Bonjour ! Je m'appelle Cécile et vous vous trouvez sur un chemin de traverse.
Ce texte est la dix-septième chronique d'un espace littéraire dédié aux rebelles-sages qui n'en font qu'à leur cœur. J'y compile des mots où les injonctions au faire et au paraître disparaissent au profit de vies simples, joyeuses et profondément connectées. Bonne lecture 🙂
"On écrit pour être lu."
C'est ce que m'ont dit deux personnes le mois dernier.
L'une m'a imposée cette évidence comme une vérité suprême alors que je ne lui avais rien demandée (ce qui lui a valu une réponse aussi acide qu'acerbe). La seconde était, au contraire, quelqu'un que j'aime et que j'entends, que j'avais donc envie d'écouter à un moment où j'étais disponible pour recevoir sa pensée (à bon entendeur).
Dans un premier temps, mon ego (ce gosse en pleine crise perpétuelle de terrible two) a intérieurement gueulé quelque chose du style : "Comment ça, on écrit pour être lu ? Mais non, pas du tout ! C'est pas vrai ! Je suis pas si auto-centrée que ça, d'abord !1"
Quand il s'est tu, j'ai pu reprendre un fil de pensées raisonnées et comprendre que je n’étais pas tellement d'accord avec cette affirmation ; car au final, on n'écrit pas toujours pour être lu : on choisit de publier pour être lu.
Dans notre course à la gloire et au succès, il semble naturel que toute personne qui mélange des mots pour cuisiner des histoires a une seule et unique ambition : être publié pour que des lecteurs se régalent de leur dernière popotte et ajoutent cinq étoiles sur le Hall of Fame des mots sans grumeaux.
Mais quand on y pense, combien d'humains écrivent sans autre intention que de se décharger de leurs soucis, de laisser s'exprimer leur art ou de s'amuser avec leur imagination ? Cet art, ce hobby, ce plaisir doit-il forcément être exploité ?
J'écris et publie des chroniques ici, sur Substack, mais derrière cette vitrine de mes bonnes compositions, vous ne voyez pas le tas de phrases en vrac qui s'accrochent, résistent et finissent par échouer en bas de documents Word abandonnés ; et ça n'a aucune importance puisque ces mots-là ne sont pas nés d'une intention de publier quoique ce soit : ils sont de l'ordre de l'intime et du jeu.
Les textes que je publie ont, à mes yeux, une saveur particulière qui méritent d'être partagée.

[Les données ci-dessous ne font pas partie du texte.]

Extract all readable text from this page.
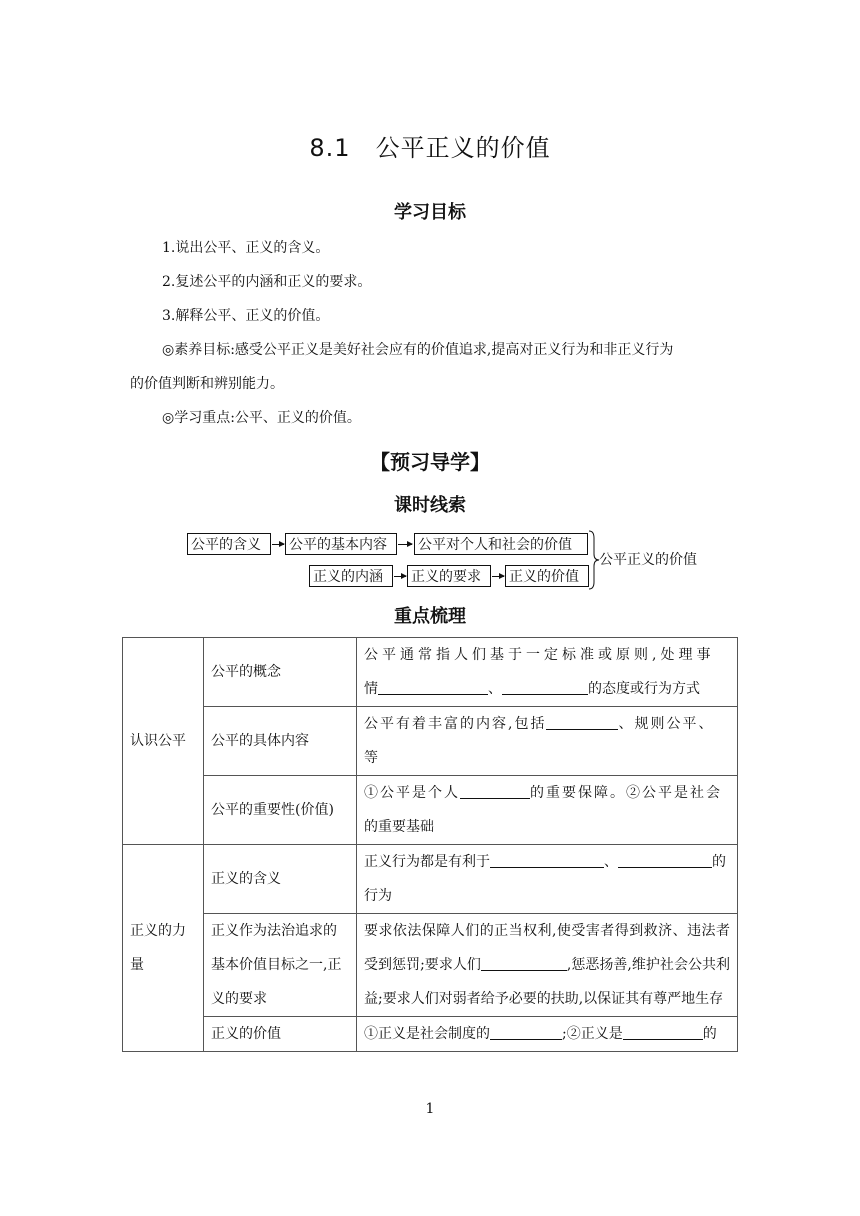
8.1　公平正义的价值
学习目标
1.说出公平、正义的含义。
2.复述公平的内涵和正义的要求。
3.解释公平、正义的价值。
◎素养目标:感受公平正义是美好社会应有的价值追求,提高对正义行为和非正义行为
的价值判断和辨别能力。
◎学习重点:公平、正义的价值。
【预习导学】
课时线索
公平的含义	公平的基本内容	公平对个人和社会的价值
正义的内涵	正义的要求	正义的价值
公平正义的价值
重点梳理
认识公平	公平的概念	公平通常指人们基于一定标准或原则,处理事
情 、 的态度或行为方式
	公平的具体内容	公平有着丰富的内容,包括 、规则公平、
等
	公平的重要性(价值)	①公平是个人 的重要保障。②公平是社会
的重要基础
正义的力量	正义的含义	正义行为都是有利于 、 的
行为
	正义作为法治追求的基本价值目标之一,正义的要求	要求依法保障人们的正当权利,使受害者得到救济、违法者受到惩罚;要求人们 ,惩恶扬善,维护社会公共利益;要求人们对弱者给予必要的扶助,以保证其有尊严地生存
	正义的价值	①正义是社会制度的 ;②正义是 的
1
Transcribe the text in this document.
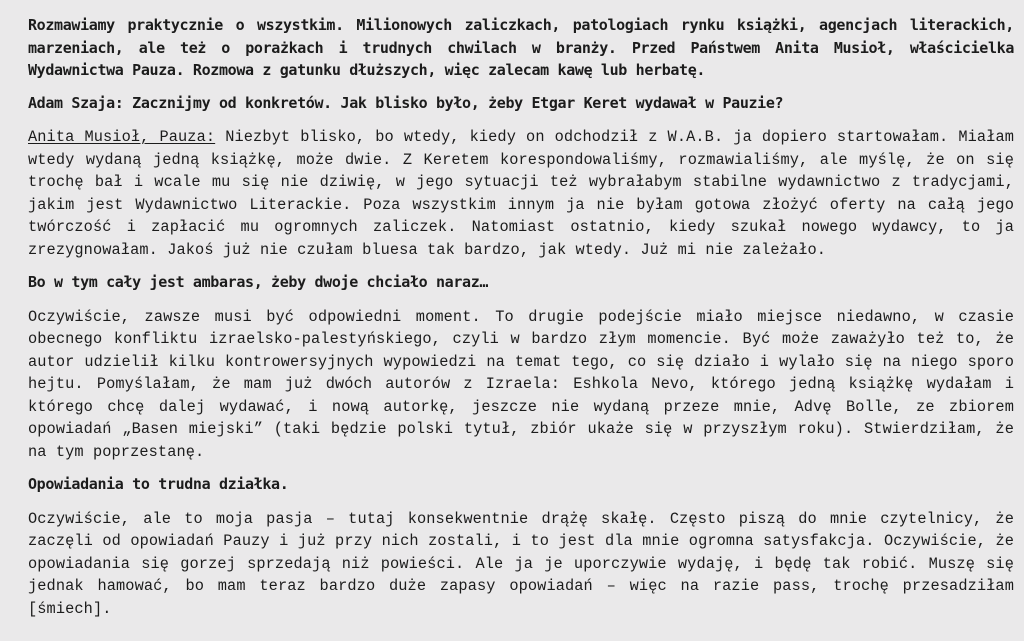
Rozmawiamy praktycznie o wszystkim. Milionowych zaliczkach, patologiach rynku książki, agencjach literackich, marzeniach, ale też o porażkach i trudnych chwilach w branży. Przed Państwem Anita Musioł, właścicielka Wydawnictwa Pauza. Rozmowa z gatunku dłuższych, więc zalecam kawę lub herbatę.

Adam Szaja: Zacznijmy od konkretów. Jak blisko było, żeby Etgar Keret wydawał w Pauzie?

Anita Musioł, Pauza: Niezbyt blisko, bo wtedy, kiedy on odchodził z W.A.B. ja dopiero startowałam. Miałam wtedy wydaną jedną książkę, może dwie. Z Keretem korespondowaliśmy, rozmawialiśmy, ale myślę, że on się trochę bał i wcale mu się nie dziwię, w jego sytuacji też wybrałabym stabilne wydawnictwo z tradycjami, jakim jest Wydawnictwo Literackie. Poza wszystkim innym ja nie byłam gotowa złożyć oferty na całą jego twórczość i zapłacić mu ogromnych zaliczek. Natomiast ostatnio, kiedy szukał nowego wydawcy, to ja zrezygnowałam. Jakoś już nie czułam bluesa tak bardzo, jak wtedy. Już mi nie zależało.

Bo w tym cały jest ambaras, żeby dwoje chciało naraz…

Oczywiście, zawsze musi być odpowiedni moment. To drugie podejście miało miejsce niedawno, w czasie obecnego konfliktu izraelsko-palestyńskiego, czyli w bardzo złym momencie. Być może zaważyło też to, że autor udzielił kilku kontrowersyjnych wypowiedzi na temat tego, co się działo i wylało się na niego sporo hejtu. Pomyślałam, że mam już dwóch autorów z Izraela: Eshkola Nevo, którego jedną książkę wydałam i którego chcę dalej wydawać, i nową autorkę, jeszcze nie wydaną przeze mnie, Advę Bolle, ze zbiorem opowiadań „Basen miejski” (taki będzie polski tytuł, zbiór ukaże się w przyszłym roku). Stwierdziłam, że na tym poprzestanę.

Opowiadania to trudna działka.

Oczywiście, ale to moja pasja – tutaj konsekwentnie drążę skałę. Często piszą do mnie czytelnicy, że zaczęli od opowiadań Pauzy i już przy nich zostali, i to jest dla mnie ogromna satysfakcja. Oczywiście, że opowiadania się gorzej sprzedają niż powieści. Ale ja je uporczywie wydaję, i będę tak robić. Muszę się jednak hamować, bo mam teraz bardzo duże zapasy opowiadań – więc na razie pass, trochę przesadziłam [śmiech].
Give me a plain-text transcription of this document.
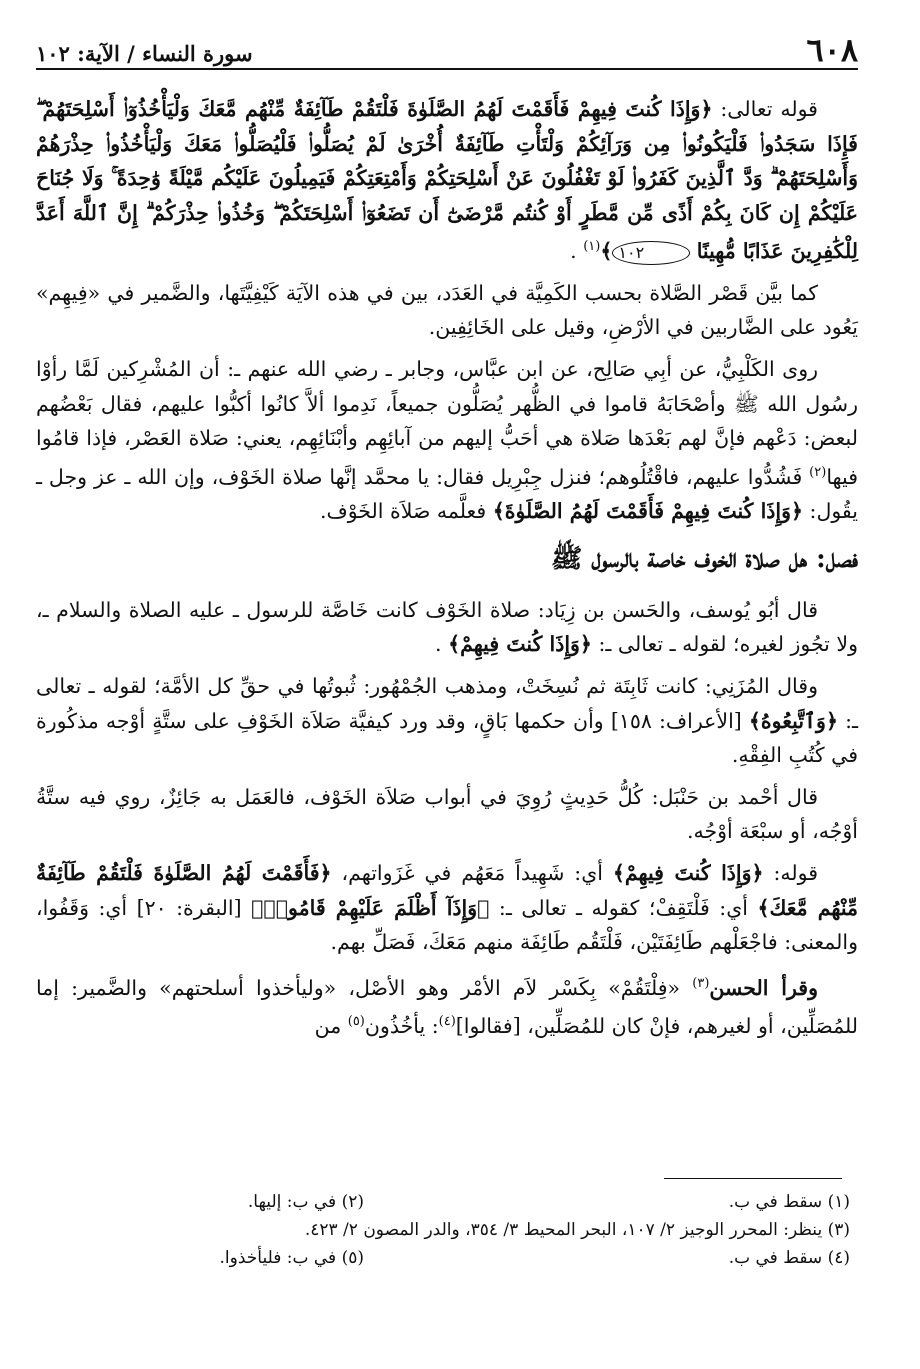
٦٠٨
سورة النساء / الآية: ١٠٢

قوله تعالى: ﴿وَإِذَا كُنتَ فِيهِمْ فَأَقَمْتَ لَهُمُ الصَّلَوٰةَ فَلْتَقُمْ طَآئِفَةٌ مِّنْهُم مَّعَكَ وَلْيَأْخُذُوٓا۟ أَسْلِحَتَهُمْ ۖ فَإِذَا سَجَدُوا۟ فَلْيَكُونُوا۟ مِن وَرَآئِكُمْ وَلْتَأْتِ طَآئِفَةٌ أُخْرَىٰ لَمْ يُصَلُّوا۟ فَلْيُصَلُّوا۟ مَعَكَ وَلْيَأْخُذُوا۟ حِذْرَهُمْ وَأَسْلِحَتَهُمْ ۗ وَدَّ ٱلَّذِينَ كَفَرُوا۟ لَوْ تَغْفُلُونَ عَنْ أَسْلِحَتِكُمْ وَأَمْتِعَتِكُمْ فَيَمِيلُونَ عَلَيْكُم مَّيْلَةً وَٰحِدَةً ۚ وَلَا جُنَاحَ عَلَيْكُمْ إِن كَانَ بِكُمْ أَذًى مِّن مَّطَرٍ أَوْ كُنتُم مَّرْضَىٰٓ أَن تَضَعُوٓا۟ أَسْلِحَتَكُمْ ۖ وَخُذُوا۟ حِذْرَكُمْ ۗ إِنَّ ٱللَّهَ أَعَدَّ لِلْكَٰفِرِينَ عَذَابًا مُّهِينًا ١٠٢﴾$^{(١)}$ .

كما بيَّن قَصْر الصَّلاة بحسب الكَمِيَّة في العَدَد، بين في هذه الآيَة كَيْفِيَّتَها، والضَّمير في «فِيهِم» يَعُود على الضَّاربين في الأرْضِ، وقيل على الخَائِفِين.

روى الكَلْبِيُّ، عن أبِي صَالِح، عن ابن عبَّاس، وجابر ـ رضي الله عنهم ـ: أن المُشْرِكين لَمَّا رأوْا رسُول الله ﷺ وأصْحَابَهُ قاموا في الظُّهر يُصَلُّون جميعاً، نَدِموا ألاَّ كانُوا أكبُّوا عليهم، فقال بَعْضُهم لبعض: دَعْهم فإنَّ لهم بَعْدَها صَلاة هي أحَبُّ إليهم من آبائِهِم وأبْنَائِهِم، يعني: صَلاة العَصْر، فإذا قامُوا فيها$^{(٢)}$ فَشُدُّوا عليهم، فاقْتُلُوهم؛ فنزل جِبْرِيل فقال: يا محمَّد إنَّها صلاة الخَوْف، وإن الله ـ عز وجل ـ يقُول: ﴿وَإِذَا كُنتَ فِيهِمْ فَأَقَمْتَ لَهُمُ الصَّلَوٰةَ﴾ فعلَّمه صَلاَة الخَوْف.

فصل: هل صلاة الخوف خاصة بالرسول ﷺ

قال أبُو يُوسف، والحَسن بن زِيَاد: صلاة الخَوْف كانت خَاصَّة للرسول ـ عليه الصلاة والسلام ـ، ولا تجُوز لغيره؛ لقوله ـ تعالى ـ: ﴿وَإِذَا كُنتَ فِيهِمْ﴾ .

وقال المُزَنِي: كانت ثَابِتَة ثم نُسِخَتْ، ومذهب الجُمْهُور: ثُبوتُها في حقِّ كل الأمَّة؛ لقوله ـ تعالى ـ: ﴿وَٱتَّبِعُوهُ﴾ [الأعراف: ١٥٨] وأن حكمها بَاقٍ، وقد ورد كيفيَّة صَلاَة الخَوْفِ على ستَّةٍ أوْجه مذكُورة في كُتُبِ الفِقْهِ.

قال أحْمد بن حَنْبَل: كُلُّ حَدِيثٍ رُوِيَ في أبواب صَلاَة الخَوْف، فالعَمَل به جَائِزٌ، روي فيه ستَّةُ أوْجُه، أو سبْعَة أوْجُه.

قوله: ﴿وَإِذَا كُنتَ فِيهِمْ﴾ أي: شَهِيداً مَعَهُم في غَزَواتهم، ﴿فَأَقَمْتَ لَهُمُ الصَّلَوٰةَ فَلْتَقُمْ طَآئِفَةٌ مِّنْهُم مَّعَكَ﴾ أي: فَلْتَقِفْ؛ كقوله ـ تعالى ـ: ﴿وَإِذَآ أَظْلَمَ عَلَيْهِمْ قَامُوا۟﴾ [البقرة: ٢٠] أي: وَقَفُوا، والمعنى: فاجْعَلْهم طَائِفَتَيْن، فَلْتَقُم طَائِفَة منهم مَعَكَ، فَصَلِّ بهم.

وقرأ الحسن$^{(٣)}$ «فِلْتَقُمْ» بِكَسْر لاَم الأمْر وهو الأصْل، «وليأخذوا أسلحتهم» والضَّمير: إما للمُصَلِّين، أو لغيرهم، فإنْ كان للمُصَلِّين، [فقالوا]$^{(٤)}$: يأخُذُون$^{(٥)}$ من

(١) سقط في ب.
(٢) في ب: إليها.
(٣) ينظر: المحرر الوجيز ٢/ ١٠٧، البحر المحيط ٣/ ٣٥٤، والدر المصون ٢/ ٤٢٣.
(٤) سقط في ب.
(٥) في ب: فليأخذوا.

Les publier, c'est vous convier à la fête plutôt que de dîner seule à la lumière d'un plateau-repas sauce jambon-coquillettes.
Alors, pourquoi écrit-on ?
Ou plutôt : pourquoi choisit-on de partager nos mots ? Faut-il forcément y accoler l'attente d'être adoubé ? Au-delà d'un challenge ou d'une fierté personnelle, partager ses écrits n'est-il pas aussi un acte généreux, voir courageux ? Car il a fallu aller les chercher, ces histoires qui, au départ, n'étaient rien d'autre que des idées nébuleuses, la farce d'un cerveau créatif, des colliers aux chaînes emmêlées.
On écrit pour être lu, et pour plein d'autres raisons, encore.
Laissez-moi vous raconter une histoire…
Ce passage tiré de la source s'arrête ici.